Texas Lt. Gov. Dan Patrick’s Statement About His Misguided Tweet Was Worse Than the Tweet Itself

Yesterday morning, Texas Lt. Governor Dan Patrick posted a tweet that seemed incredibly insensitive given that it came just hours after the Orlando gay nightclub massacre.

DanPatrickGayClub

Given Patrick’s past statements against LGBT rights, it wasn’t obvious if this was a case of a badly pre-scheduled post or a slam on homosexuality.

The tweet was eventually removed and Patrick soon issued this statement explaining what happened. But the statement may have been worse than the tweet he deleted.

As noted to the media earlier, the post from Galatians, that received many hateful comments, was put on the schedule Thursday. Our scripture was not posted in reaction to the shooting.

The verse has nothing to do with God’s judgement on any one person or a specific group of people. If some chose to read into it what they wanted they either have never read Galatians Chapter 6 or have misread it.

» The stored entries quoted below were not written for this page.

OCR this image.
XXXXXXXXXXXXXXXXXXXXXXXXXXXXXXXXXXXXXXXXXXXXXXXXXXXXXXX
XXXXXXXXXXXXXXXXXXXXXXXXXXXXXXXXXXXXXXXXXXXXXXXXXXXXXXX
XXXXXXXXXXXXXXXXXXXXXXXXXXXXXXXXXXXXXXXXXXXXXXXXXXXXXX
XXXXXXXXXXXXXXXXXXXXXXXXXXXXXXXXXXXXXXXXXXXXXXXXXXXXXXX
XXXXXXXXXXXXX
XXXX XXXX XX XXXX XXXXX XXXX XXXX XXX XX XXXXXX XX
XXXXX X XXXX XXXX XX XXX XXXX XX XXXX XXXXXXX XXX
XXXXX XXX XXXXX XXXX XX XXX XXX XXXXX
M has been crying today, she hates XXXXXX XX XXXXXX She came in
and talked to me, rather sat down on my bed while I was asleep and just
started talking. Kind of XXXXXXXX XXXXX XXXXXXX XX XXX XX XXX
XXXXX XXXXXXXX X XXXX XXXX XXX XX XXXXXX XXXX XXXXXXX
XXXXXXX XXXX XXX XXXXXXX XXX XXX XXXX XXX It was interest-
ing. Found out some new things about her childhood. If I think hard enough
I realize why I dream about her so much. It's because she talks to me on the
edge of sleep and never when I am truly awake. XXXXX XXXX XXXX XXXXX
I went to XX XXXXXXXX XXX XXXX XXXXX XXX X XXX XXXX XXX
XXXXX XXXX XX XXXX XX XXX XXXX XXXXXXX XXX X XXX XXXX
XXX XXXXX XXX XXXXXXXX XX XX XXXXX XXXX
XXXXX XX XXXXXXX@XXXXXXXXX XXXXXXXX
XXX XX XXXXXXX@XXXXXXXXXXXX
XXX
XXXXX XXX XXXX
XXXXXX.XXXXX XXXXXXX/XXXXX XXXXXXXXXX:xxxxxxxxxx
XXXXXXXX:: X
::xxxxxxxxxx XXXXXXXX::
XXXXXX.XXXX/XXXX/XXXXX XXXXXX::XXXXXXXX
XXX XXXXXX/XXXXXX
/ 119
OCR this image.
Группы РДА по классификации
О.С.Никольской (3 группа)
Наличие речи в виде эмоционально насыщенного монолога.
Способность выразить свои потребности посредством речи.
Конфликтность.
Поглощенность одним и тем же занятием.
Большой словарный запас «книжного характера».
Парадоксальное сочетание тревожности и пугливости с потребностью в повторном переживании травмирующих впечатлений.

Some wanted the post pulled down and others did not. Let me be clear, I didn’t pull down the FB post & tweet because God’s word is wrong. His word is never wrong. Taking down his word would be like tearing a page from the Bible because we didn’t like what God was telling us. I took it down to stop the hateful comments and the misinformation being spread of God’s message to all of us — straight or gay.

The hateful comments today following my post of a simple scripture verse, totally unrelated to the terrible killings last night, that were directed at me and God’s word, is another example of that hate. I pray these divisions will end.

If some insist on hate speech as a response, that is their decision, not mine. The enemy is ISIS, not each other. We must come together to fight them. ISIS believes in the killing of gays. America does not and Christians do not. Let’s focus on the real enemy.

It was a completely tone-deaf response to a completely tone-deaf tweet, even if that tweet was the result of bad timing.

Where to begin?

It takes a Christian like Patrick, someone who constantly believes he’s being persecuted, to take the deaths of 50 people and write about all the “hate” directed his way. As if he’s the real victim here. That “hate” came in the form of criticism against his foolish, bigoted theology. No atheist ever walks into a church with an automatic weapon because Richard Dawkins told him to.

Patrick also posted the first 10 verses of Galatians 6 to offer more context to the lines he tweeted. But should that even matter? He didn’t think any of that context was important yesterday morning; the lines stood on their own only until people began interpreting them at face value. If Patrick doesn’t like that, he should stop quoting lines from the Bible, period.

It’s not our fault for being able to read English.

And if the only problem was the misinterpretation, why did Patrick delete the tweet? By his own account, he did nothing wrong. His actions go against his own explanation.

Finally, Patrick said that “The enemy is ISIS, not each other.” But he’s wrong about that. ISIS may be killing gay people, but plenty of Americans (mostly Christians) will do everything in their power to make the lives of LGBT Americans a living hell. When you’re arguing they don’t deserve marriage equality, or the ability to adopt kids, or that their homosexuality can be “cured,” you’re also dehumanizing them. Saying that you’re better than ISIS because you don’t pull the trigger (or push people off buildings) isn’t exactly a compliment.

The underlying problem here is that some people treat LGBT individuals as beneath them because of what a holy book says. The solution is convincing people to stop taking those books seriously — and, of course, regulating the means by which they act out on what they believe to be God’s will.

Dan Patrick may not be as bad as ISIS, but you won’t see his name praised during your local gay pride parade. He’s a monster who believes there’s something wrong with LGBT people. If he could undo all the progress we’ve made over the past decade regarding gay rights, he would do it.

Maybe his tweet’s timing was unintentional, but he very deliberately chose that verse because he thinks it represents biblical wisdom.